Assessment of Ensemble Rainfall Nowcasting: A Case Study of the U.S. Southeast Coast during Hurricane Ian

Several counties were affected by severe flooding caused along the U.S. Southeast coastline by Hurricane Ian, in 2022. An accurate forecast of hourly and sub-hourly precipitation is essential for emergency operations and the planning of response actions during such natural disasters.

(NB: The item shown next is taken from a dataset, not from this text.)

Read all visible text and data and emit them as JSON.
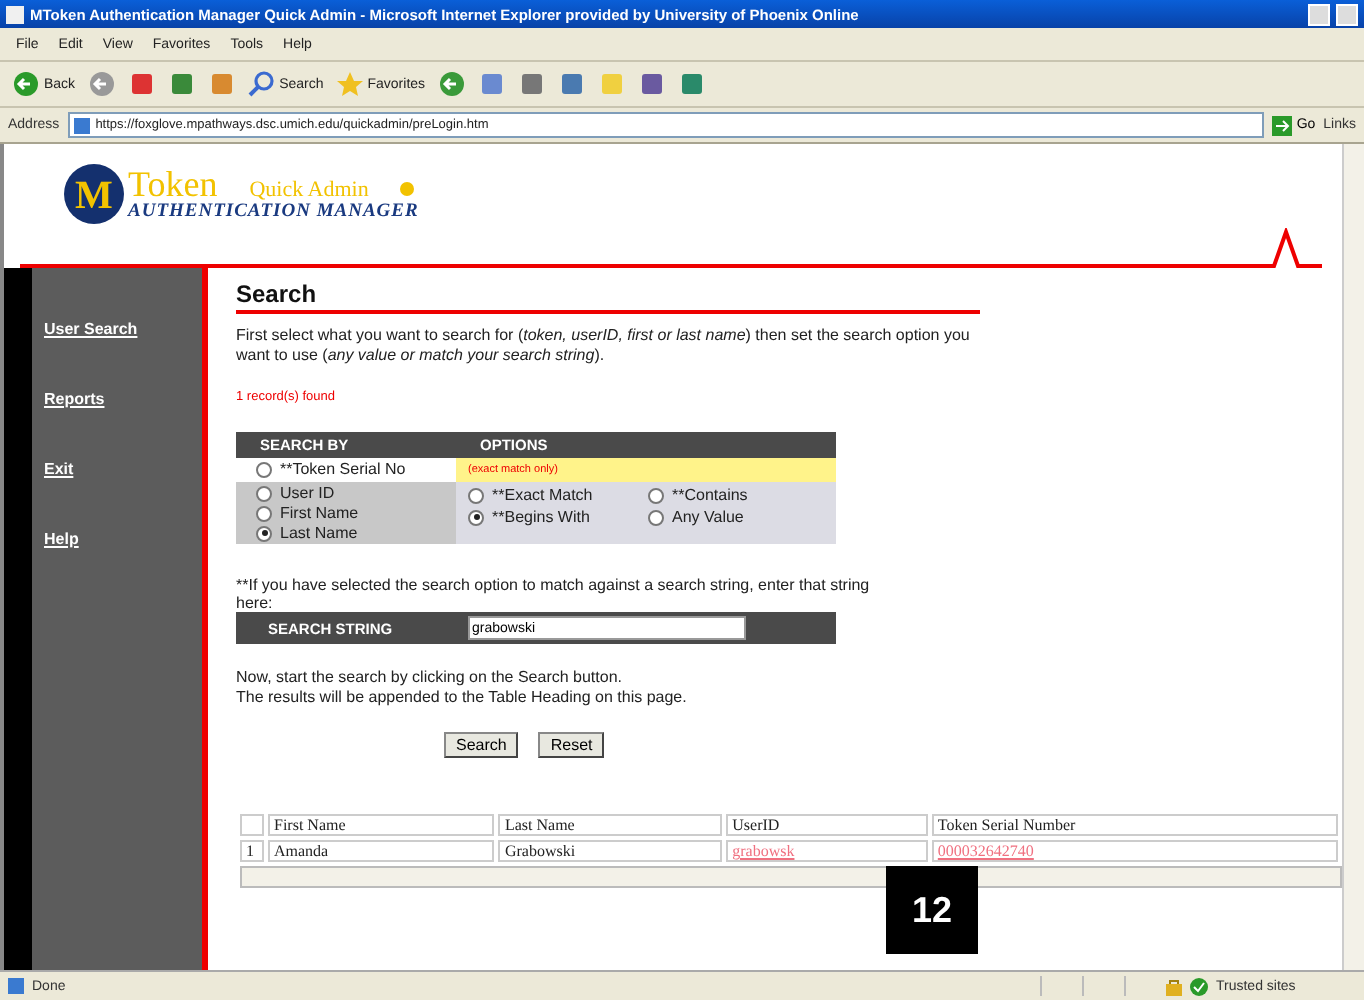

Sub-hourly forecast of rainfall is critical, especially in urban areas where the hydrologic response is rapid. This is particularly critical when extreme events are compounded with ocean surges during extreme events like Hurricane Ian. In this study, the ensemble-based Lagrangian INtegra-Difference equation model with Autoregression (LINDA) model was applied to predict sub-hourly rainfall based on the Multi Radar/Multi Sensors (MRMS) data. The purpose of this study is to assess the effectiveness of the nowcasting model to predict sub-hourly rainfall using a retrospective validation of Hurricane Ian.

First, the Hybrid Single-Particle Lagrangian Integrated Trajectory (HYSPLIT) model was used to backtrack the rainfall, and determine the appropriate start location and time to initialize the nowcasting which is done retrospectively. Based on the ensemble spread and skill metrics, the efficiency of nowcasting techniques was assessed. Probability of Detection (POD), False Alarm Ratio (FAR), and Critical Success Index (CSI) were used to evaluate predictions of the spatial range of hurricane rainfall against MRMS data. The accuracy of the predicted precipitation depth was evaluated using three different metrics: Root-Mean-Square-Error (RMSE), Correlation Coefficient (CC), and Mean Average Error (MAE). A good agreement was found between the rainfall nowcast and the observed rainfall data for the first two forecasting steps (10 and 20 minutes) with CSI values exceeding 0.8 for the ensemble spread and 0.65 for the ensemble skill. For the following time steps, satisfactory prediction performance was obtained with CSI values ranging between 0.70 and 0.81 for the ensemble spread, and between 0.28 and 0.59 for the ensemble skill. There is, however, a tendency to underestimate the spatial extent of hurricane rainfall, as well as high rainfall rates, which could be attributed to rapid changes in rainfall intensity and wind speed during hurricanes.